Faccia feroce
Spalle fragili

La Ue stima in un meno 11,2% il nostro Pil di fine anno. L’Istat prevede che circa il 30% delle imprese sia a rischio fallimento. La Banca d’Italia calcola che la maggioranza delle famiglie italiane abbia già subito una contrazione netta del proprio reddito. L’Ocse quantifica in un milione il numero dei disoccupati post-Covid. Dulcis in fundo: se tutto va bene, l’anno prossimo il Pil recupererà la metà della perdita subita quest’anno. Pressati da una crisi di tale portata, gli italiani non smettono di invocare interventi pronti ed efficaci, capaci di

toglierli dal baratro a cui sono giunti e dal quale potrebbero presto essere inghiottiti. Le misure finora adottate si sono rivelate insufficienti, tardive, macchinose. Cedendo un po’ all’iperbole, potremmo dire, parafrasando Lucio Battisti, che il nostro Paese s’è messo a «guidare come un pazzo a fari spenti nella notte». Tutto sta a vedere se il governo, come recitano i bei versi di «Emozioni», è intenzionato a «vedere se poi è così difficile morire». Le condizioni ci sono tutte: la notte buia della crisi, i fari spenti di chi non sembra in grado di prendere decisioni. C’è solo d’aspettare per vedere se ci sarà una brutta fine!

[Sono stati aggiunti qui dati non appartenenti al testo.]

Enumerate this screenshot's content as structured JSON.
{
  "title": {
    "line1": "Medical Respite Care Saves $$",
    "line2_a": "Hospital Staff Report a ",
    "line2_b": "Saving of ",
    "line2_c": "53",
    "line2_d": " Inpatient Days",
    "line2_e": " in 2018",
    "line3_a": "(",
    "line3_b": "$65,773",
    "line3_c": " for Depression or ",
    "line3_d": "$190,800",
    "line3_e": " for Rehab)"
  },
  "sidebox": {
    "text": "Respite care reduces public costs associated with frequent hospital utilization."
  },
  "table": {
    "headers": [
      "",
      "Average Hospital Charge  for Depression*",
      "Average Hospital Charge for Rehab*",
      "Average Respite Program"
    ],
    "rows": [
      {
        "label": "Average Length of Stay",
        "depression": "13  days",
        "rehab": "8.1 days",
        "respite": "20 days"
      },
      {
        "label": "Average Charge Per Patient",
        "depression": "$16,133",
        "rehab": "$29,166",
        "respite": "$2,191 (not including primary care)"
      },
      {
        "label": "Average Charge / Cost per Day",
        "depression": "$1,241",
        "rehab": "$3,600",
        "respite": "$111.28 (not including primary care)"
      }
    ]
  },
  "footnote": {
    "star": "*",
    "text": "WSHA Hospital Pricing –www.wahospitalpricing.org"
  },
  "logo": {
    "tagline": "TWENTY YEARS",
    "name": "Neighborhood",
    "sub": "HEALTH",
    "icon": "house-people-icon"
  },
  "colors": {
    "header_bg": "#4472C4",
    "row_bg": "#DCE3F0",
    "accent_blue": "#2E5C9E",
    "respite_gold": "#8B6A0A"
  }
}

C’è un velo di follia in tutto questo e, come in ogni follia, non mancano deliri e allucinazioni. Conte ha un delirio di trionfalismo, Salvini di potenza. Fanno entrambi la faccia feroce e non si accorgono di avere spalle fragili. Il premier dispone di una maggioranza con quattro gambe, tutte traballanti. Renzi, con una giravolta da equilibrista, si propone oggi come alfiere della stabilità, non dopo aver minacciato di sfiduciare il ministro grillino Bonafede. Zingaretti un giorno fa sfoggio della propria soddisfazione per i successi riscossi dall’azione riformatrice del governo e il giorno dopo lancia un accorato appello al governo perché dalle parole passi finalmente ai fatti. Crimi, il facente funzioni temporaneo di segretario dei Cinquestelle, assiste con la stupefazione di vichiana memoria alla trasfigurazione del Movimento in partito di cui impara a conoscere le convulsioni correntizie ancor prima di conoscere i pregi di un’organizzazione finalmente istituzionalizzata. Speranza, il politico più in vista di LeU, è quello che fa meno danni. Si accontenta di salvaguardare al suo partito il ruolo di socio minore di maggioranza.

Da parte sua, il capo della Lega non smette di arrogarsi il titolo di leader del centro-destra nonché di annunciato premier di una coalizione sovranista riuscita vittoriosa, quando non si sa né se il centro-destra sarà vittorioso né se toccherà davvero a lui, in caso di vittoria, presiedere il nuovo governo. La Meloni lo tallona nei sondaggi e lo marca stretto nelle uscite pubbliche. Berlusconi fa il pesce in barile. Assicura lealtà alla coalizione ma al contempo non smette di offrire la sua disponibilità per nuove, imprecisate maggioranze.

Più comunque dei deliri di onnipotenza, fanno male al paese le allucinazioni che inducono i nostri politici a proclamare, sul tema cruciale della crescita, possibilità che non esistono. Tutti concordano che non si può vivere indefinitivamente di provvidenze a disoccupati e imprese se non si vuole finire soffocati da una montagna crescente di debito pubblico. La soluzione è – e non può non essere - creare lavoro. Eppure, nessuno dispone ancora della ricetta giusta per rilanciare la crescita. Conte disdegna i 37 miliardi (non propriamente dei bruscolini) messi a disposizione dal Mes per vantare poi la disponibilità degli eventuali, prossimi venturi, 170 miliardi del Recovery Fund, quando la nostra economia è disperatamente a secco di finanziamenti. Salvini e con lui la Meloni rifiutano sdegnosamente l’aiuto, di fatto gratuito, del Mes e vagheggiano un finanziamento del nostro colossale debito pubblico da parte dei soli italiani: un finanziamento ancora tutto da ottenere e pur sempre da ripagare, peraltro ad un tasso di interesse più oneroso rispetto agli aiuti della Ue.

Sarebbe ora di accendere i fari e finire la corsa cercando di non sbattere contro un muro.